Mr. Cyberpunk

Friday, November 1st, 2013

Mr. Cyberpunk, William Gibson, the science-fiction author who coined the term, isn’t very cyberpunk:

On a short walk to lunch one afternoon, from the two-story mock-Tudor house where he lives with his wife, Deborah, he complained about a recent visit from a British journalist, who came to Vancouver searching for “Mr. Cyberpunk” and was disappointed to find him ensconced in a pleasantly quiet suburban patch of central Vancouver. Mr. Cyberpunk seemed wounded by having his work pigeonholed, but equally so by the insult to his home, which is quite ­comfortable, and his neighborhood, which is, too. “We like it quiet,” he explained.
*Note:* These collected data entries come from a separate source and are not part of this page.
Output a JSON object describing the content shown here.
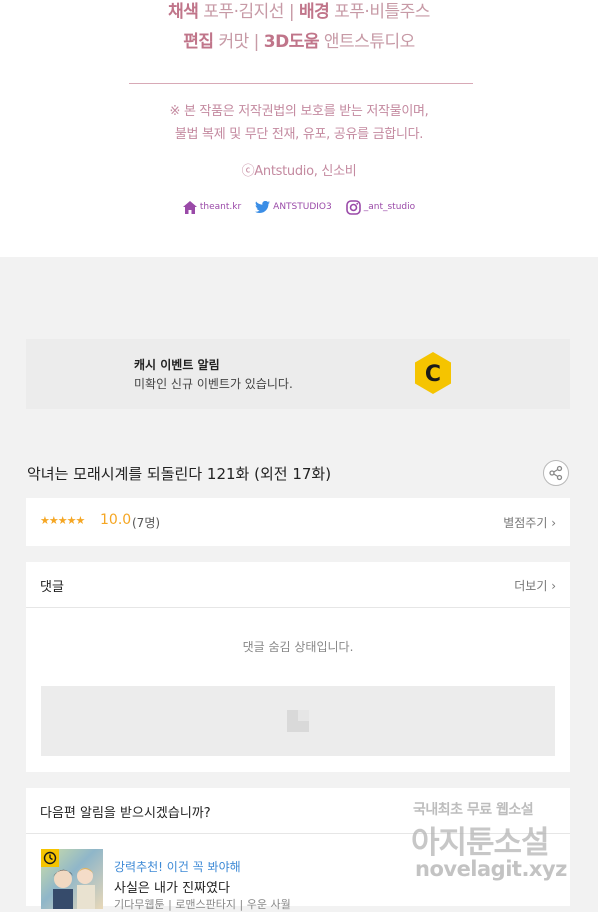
{
  "credits": {
    "line1_label_a": "채색",
    "line1_value_a": "포푸·김지선",
    "line1_label_b": "배경",
    "line1_value_b": "포푸·비틀주스",
    "line2_label_a": "편집",
    "line2_value_a": "커맛",
    "line2_label_b": "3D도움",
    "line2_value_b": "앤트스튜디오",
    "notice_1": "※ 본 작품은 저작권법의 보호를 받는 저작물이며,",
    "notice_2": "불법 복제 및 무단 전재, 유포, 공유를 금합니다.",
    "copyright": "ⓒAntstudio, 신소비",
    "social": {
      "site": "theant.kr",
      "twitter": "ANTSTUDIO3",
      "instagram": "_ant_studio"
    },
    "colors": {
      "accent": "#c0758a",
      "text": "#c79aa6",
      "social": "#9a4aa8"
    }
  },
  "event_banner": {
    "title": "캐시 이벤트 알림",
    "subtitle": "미확인 신규 이벤트가 있습니다.",
    "badge_letter": "C",
    "badge_color": "#f5c400"
  },
  "episode": {
    "title": "악녀는 모래시계를 되돌린다 121화 (외전 17화)"
  },
  "rating": {
    "stars": "★★★★★",
    "score": "10.0",
    "count": "(7명)",
    "rate_label": "별점주기 ›"
  },
  "comments": {
    "header": "댓글",
    "more": "더보기 ›",
    "hidden_message": "댓글 숨김 상태입니다."
  },
  "next_alert": {
    "question": "다음편 알림을 받으시겠습니까?",
    "rec_tag": "강력추천! 이건 꼭 봐야해",
    "rec_title": "사실은 내가 진짜였다",
    "rec_meta": "기다무웹툰 | 로맨스판타지 | 우운 사월"
  },
  "watermark": {
    "line1": "국내최초 무료 웹소설",
    "line2": "아지툰소설",
    "line3": "novelagit.xyz"
  }
}
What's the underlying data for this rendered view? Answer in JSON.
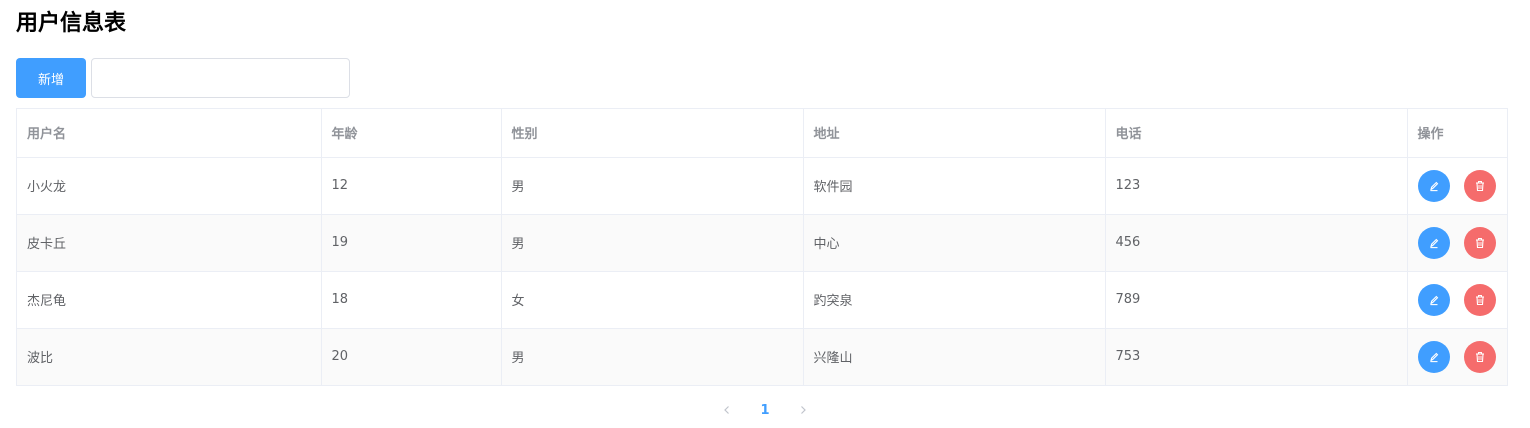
{
  "page": {
    "title": "用户信息表"
  },
  "toolbar": {
    "add_label": "新增",
    "search_value": "",
    "search_placeholder": ""
  },
  "table": {
    "headers": [
      "用户名",
      "年龄",
      "性别",
      "地址",
      "电话",
      "操作"
    ],
    "rows": [
      {
        "username": "小火龙",
        "age": "12",
        "gender": "男",
        "address": "软件园",
        "phone": "123"
      },
      {
        "username": "皮卡丘",
        "age": "19",
        "gender": "男",
        "address": "中心",
        "phone": "456"
      },
      {
        "username": "杰尼龟",
        "age": "18",
        "gender": "女",
        "address": "趵突泉",
        "phone": "789"
      },
      {
        "username": "波比",
        "age": "20",
        "gender": "男",
        "address": "兴隆山",
        "phone": "753"
      }
    ],
    "row_actions": {
      "edit_icon": "edit-icon",
      "delete_icon": "delete-icon"
    }
  },
  "pagination": {
    "current_page": "1",
    "prev_icon": "chevron-left-icon",
    "next_icon": "chevron-right-icon"
  },
  "colors": {
    "primary": "#409eff",
    "danger": "#f56c6c",
    "header_text": "#909399",
    "body_text": "#606266",
    "stripe": "#fafafa",
    "border": "#ebeef5"
  }
}
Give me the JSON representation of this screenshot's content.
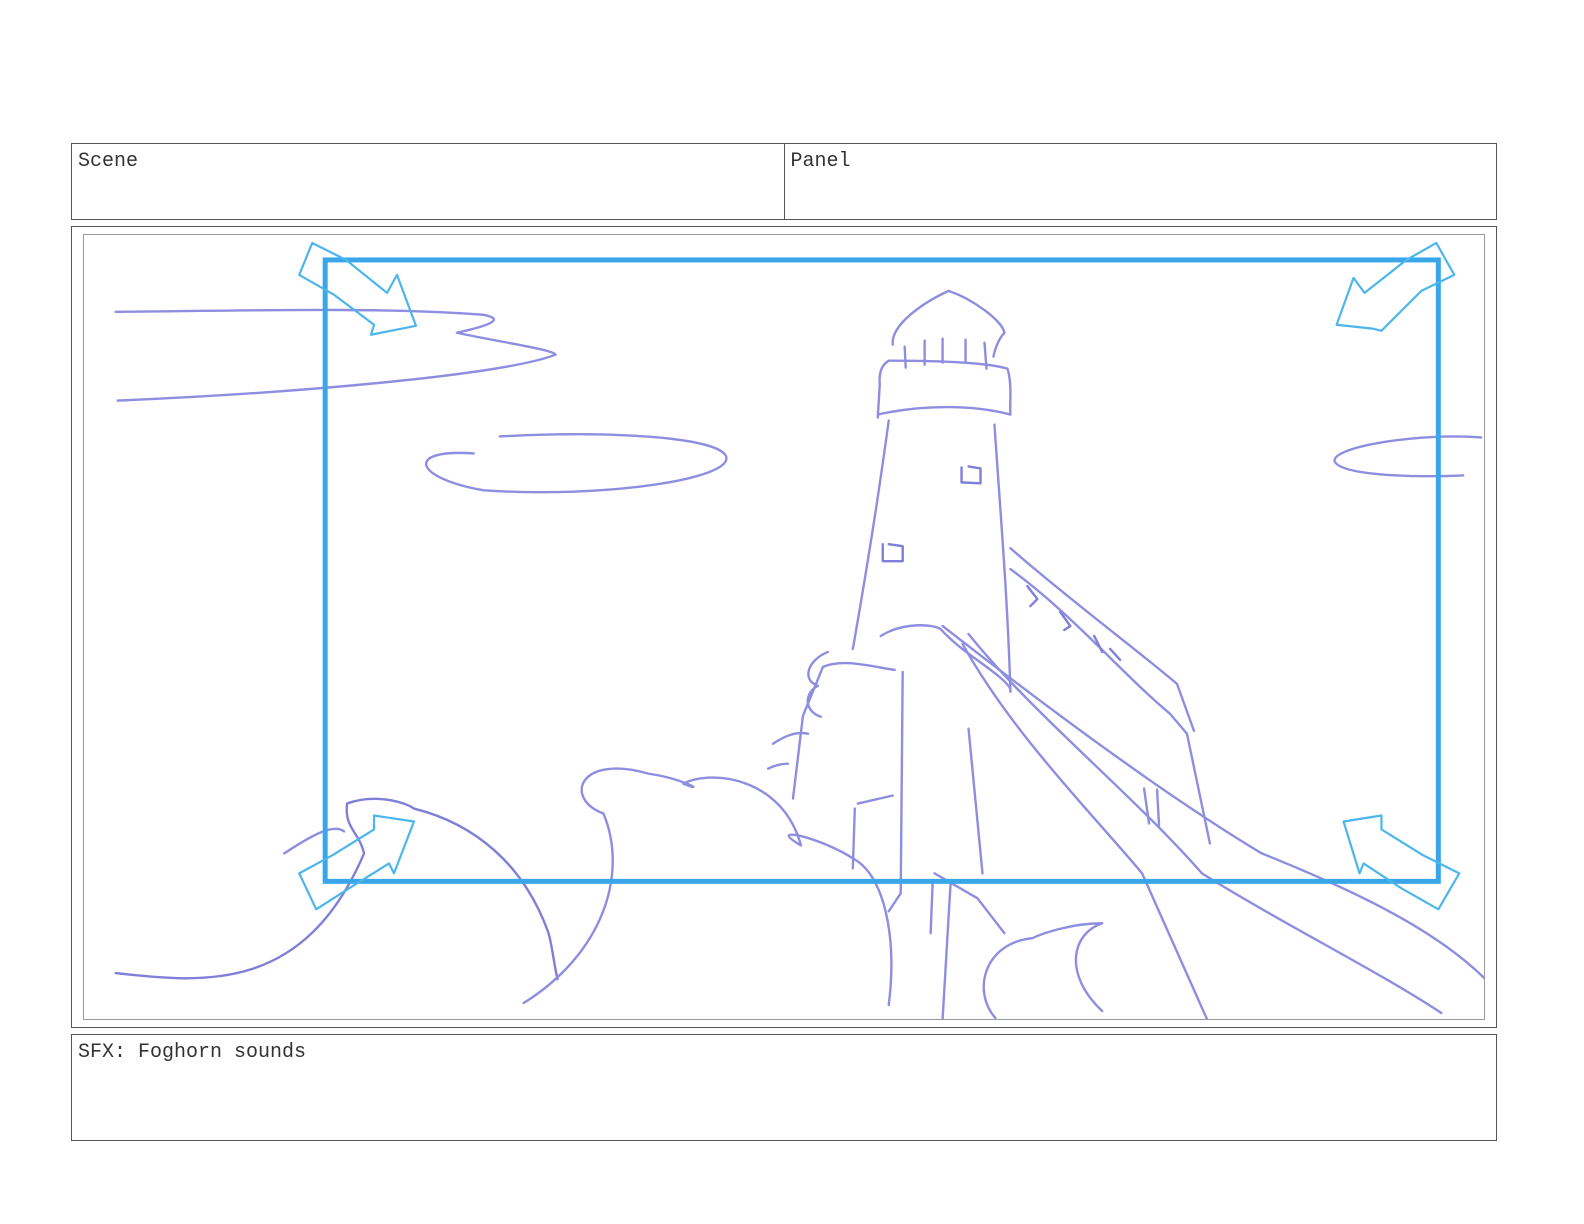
{
  "header": {
    "scene_label": "Scene",
    "panel_label": "Panel"
  },
  "notes": {
    "text": "SFX: Foghorn sounds"
  },
  "colors": {
    "frame_guide": "#3aa6ea",
    "zoom_arrows": "#4cb6ec",
    "sketch": "#8e8ee0",
    "sketch_dark": "#7f7fd8",
    "border": "#555555"
  },
  "sketch": {
    "subject": "lighthouse",
    "icons": [
      "zoom-in-arrow-icon"
    ]
  }
}
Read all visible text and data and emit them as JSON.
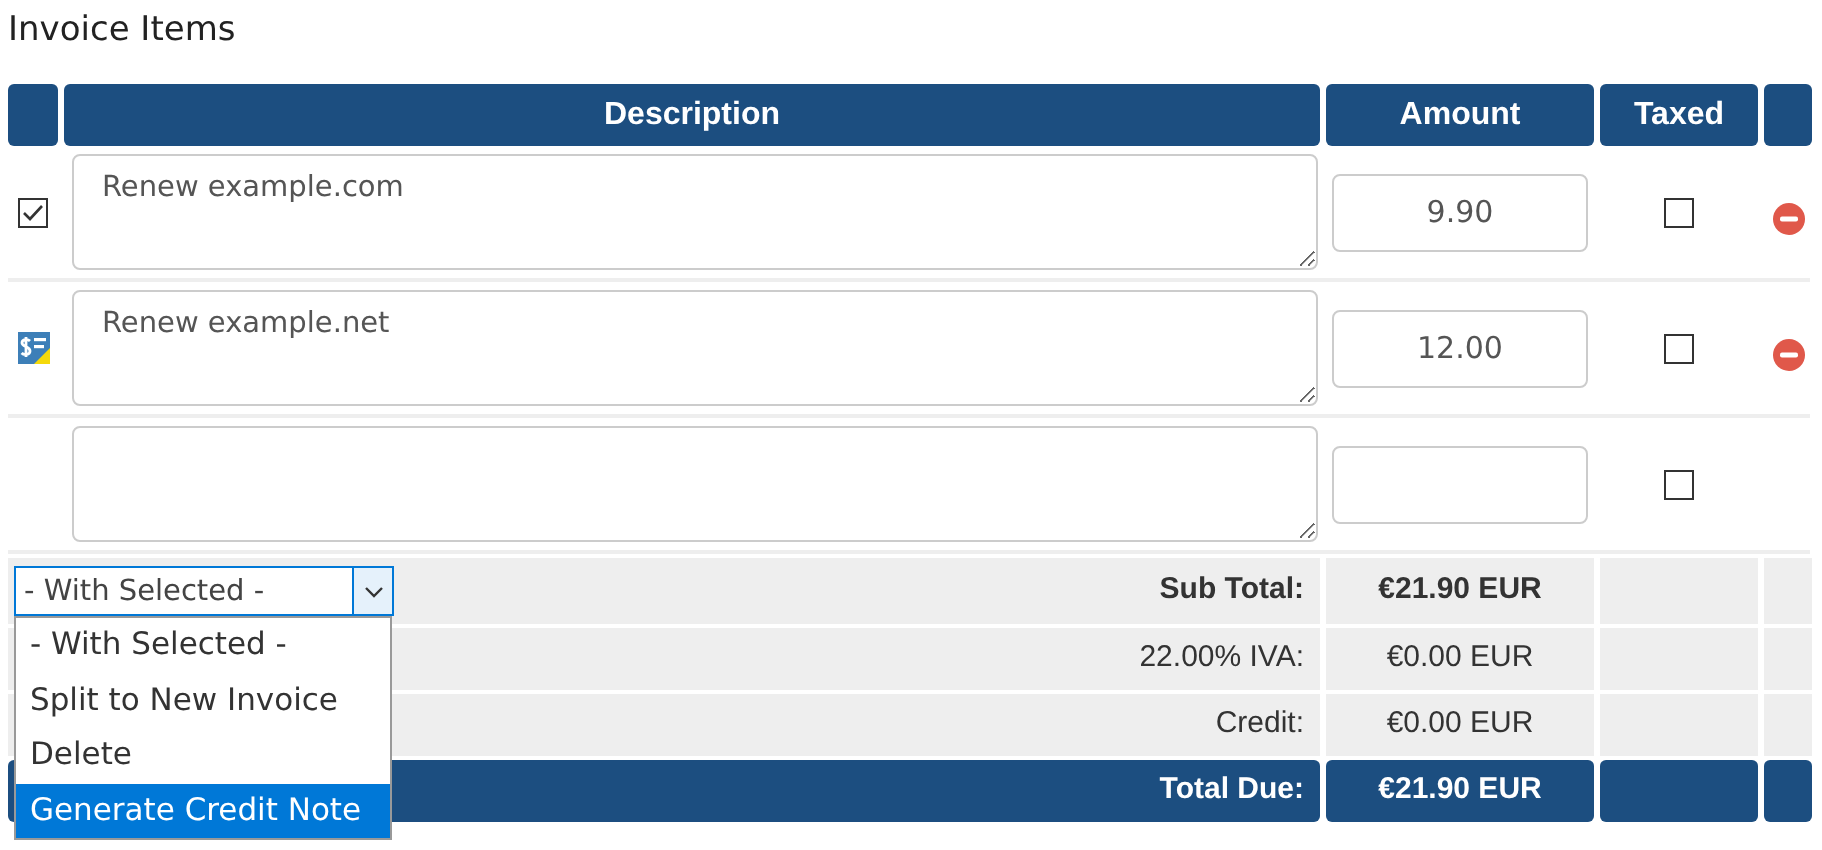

He sounds a bit like Neal Stephenson’s neo-Victorians, really. This bit sounds rather more SWPL:

When I’m writing a book I get up at seven. I check my e-mail and do Internet ablutions, as we do these days. I have a cup of coffee. Three days a week, I go to Pilates and am back by ten or eleven. Then I sit down and try to write. If absolutely nothing is happening, I’ll give myself permission to mow the lawn. But, generally, just sitting down and really trying is enough to get it started. I break for lunch, come back, and do it some more. And then, usually, a nap. Naps are essential to my process.

Comments

  1. Tschafer says:

    Well, he seems like a well-disciplined, well-adjusted guy, but somehow it’s hard to see Fitzgerald or Hemingway or even Heinlein going to Pilates and giving himself “permission” to go crazy and mow the lawn.